Beyond academic or process chemistry, this means more robust timelines for generating new agrochemical candidates or expanding a pharmaceutical product's lifecycle. Collaboration around how our CCPCMA performs in unconventional solvent systems or at scale gives us feedback cycles, helping us to tighten up future production and design next-generation intermediates that address emergent needs. The recognition that synthetically meaningful innovation only happens with reliable building blocks keeps our motivation fresh.
Supply chain disruptions hit every manufacturer at some point, particularly those producing specialty intermediates with restricted raw material access. Over the years, fluctuations in pyridine and cyanide precursor prices threw planning cycles into disarray. We responded by developing secondary sourcing agreements and stockpiling critical reagents not as mere insurance, but as a necessary stride towards continuity of supply.
Logistics isn’t just about on-time dispatch. Sensitivity to temperature, humidity, shock, or rough handling can complicate transit, and we’ve made a point of investing in validated shipping protocols, weather-resistant containers, and personalized scheduling with global freight partners. These measures limit quality drift and batch rejections on arrival; they also signal to receiving teams that quality does not terminate at the loading dock, it travels with each barrel and box direct to the user’s door.
Direct manufacturing means learning from every batch and responding to every failure. Each improvement isn’t just an algorithmic upgrade, but a record of hands-on troubleshooting, fielded by operators whose entire focus centers on improving the experience of our downstream users.
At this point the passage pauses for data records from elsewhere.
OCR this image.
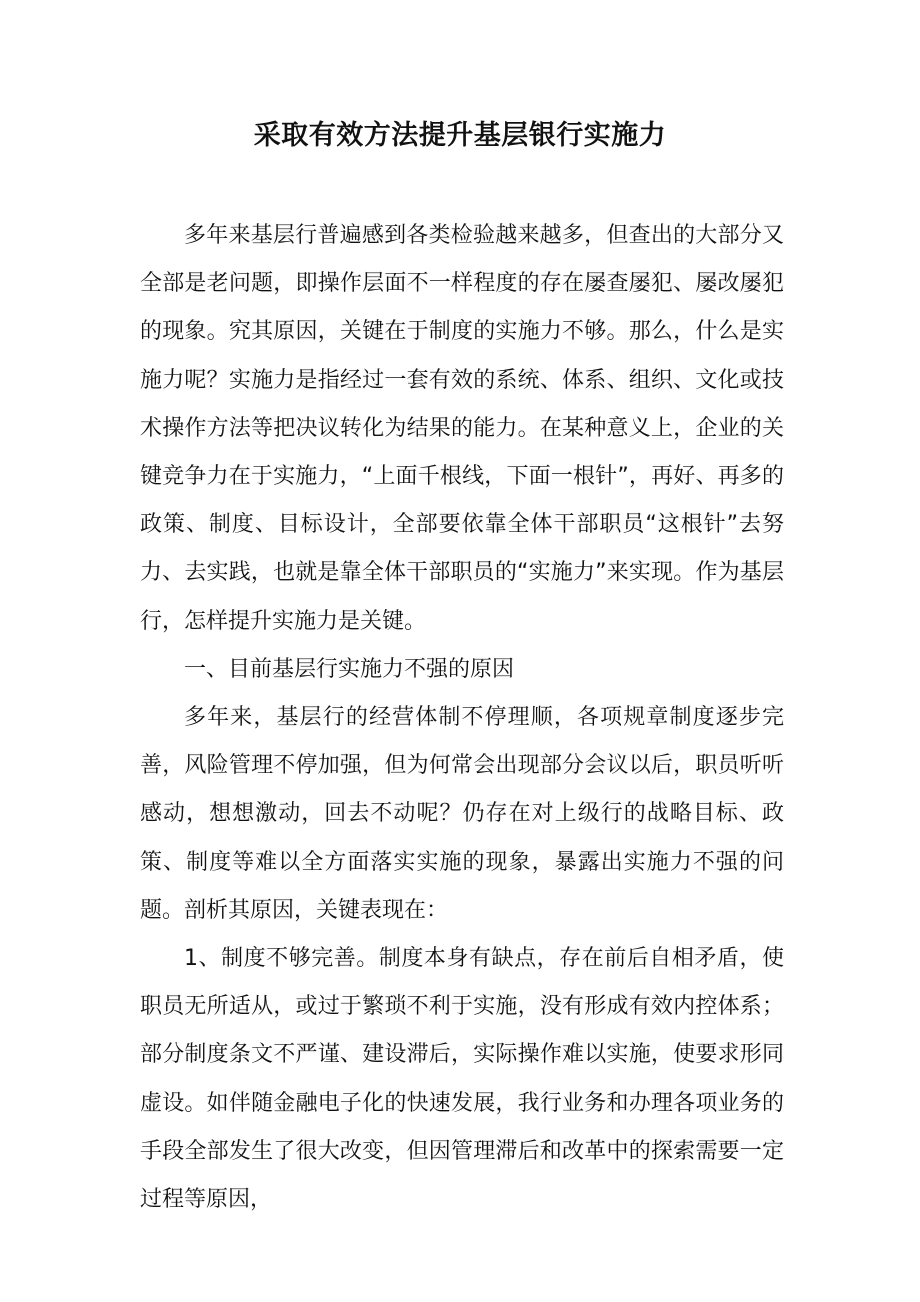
采取有效方法提升基层银行实施力

多年来基层行普遍感到各类检验越来越多，但查出的大部分又全部是老问题，即操作层面不一样程度的存在屡查屡犯、屡改屡犯的现象。究其原因，关键在于制度的实施力不够。那么，什么是实施力呢？实施力是指经过一套有效的系统、体系、组织、文化或技术操作方法等把决议转化为结果的能力。在某种意义上，企业的关键竞争力在于实施力，“上面千根线，下面一根针”，再好、再多的政策、制度、目标设计，全部要依靠全体干部职员“这根针”去努力、去实践，也就是靠全体干部职员的“实施力”来实现。作为基层行，怎样提升实施力是关键。

一、目前基层行实施力不强的原因

多年来，基层行的经营体制不停理顺，各项规章制度逐步完善，风险管理不停加强，但为何常会出现部分会议以后，职员听听感动，想想激动，回去不动呢？仍存在对上级行的战略目标、政策、制度等难以全方面落实实施的现象，暴露出实施力不强的问题。剖析其原因，关键表现在：

1、制度不够完善。制度本身有缺点，存在前后自相矛盾，使职员无所适从，或过于繁琐不利于实施，没有形成有效内控体系；部分制度条文不严谨、建设滞后，实际操作难以实施，使要求形同虚设。如伴随金融电子化的快速发展，我行业务和办理各项业务的手段全部发生了很大改变，但因管理滞后和改革中的探索需要一定过程等原因，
This translates to a keener understanding of the stress points in typical research and production processes, and in knowing where small gains in purity, or drying, or byproduct removal pay forward into more ambitious science.
When new requests arise—be it for tighter impurity thresholds, special aliquot packaging, or changes in procedural documentation—the direct manufacturer brings practical wisdom to the dialogue. Rather than fitting requests into prefabricated “one-size-fits-all” frameworks, the approach grows out of a history of customization and adaptation.
The future of specialty intermediates like CCPCMA depends on adaptability and a persistent drive to solve problems alongside users, not for them. As chemistries grow more complex, and as demands for traceability, sustainability, and compliance increase, the hands-on knowledge developed on the manufacturer’s floor grows in importance. Every request for analytical support, special documentation, or formulation advice strengthens the link between supplier and user. This deepening relationship not only helps safeguard the reliability and innovative potential of the compound but also empowers end-users to move confidently into new chemical spaces, secure in the knowledge that their building blocks rest on a foundation of both technical excellence and genuine manufacturing care.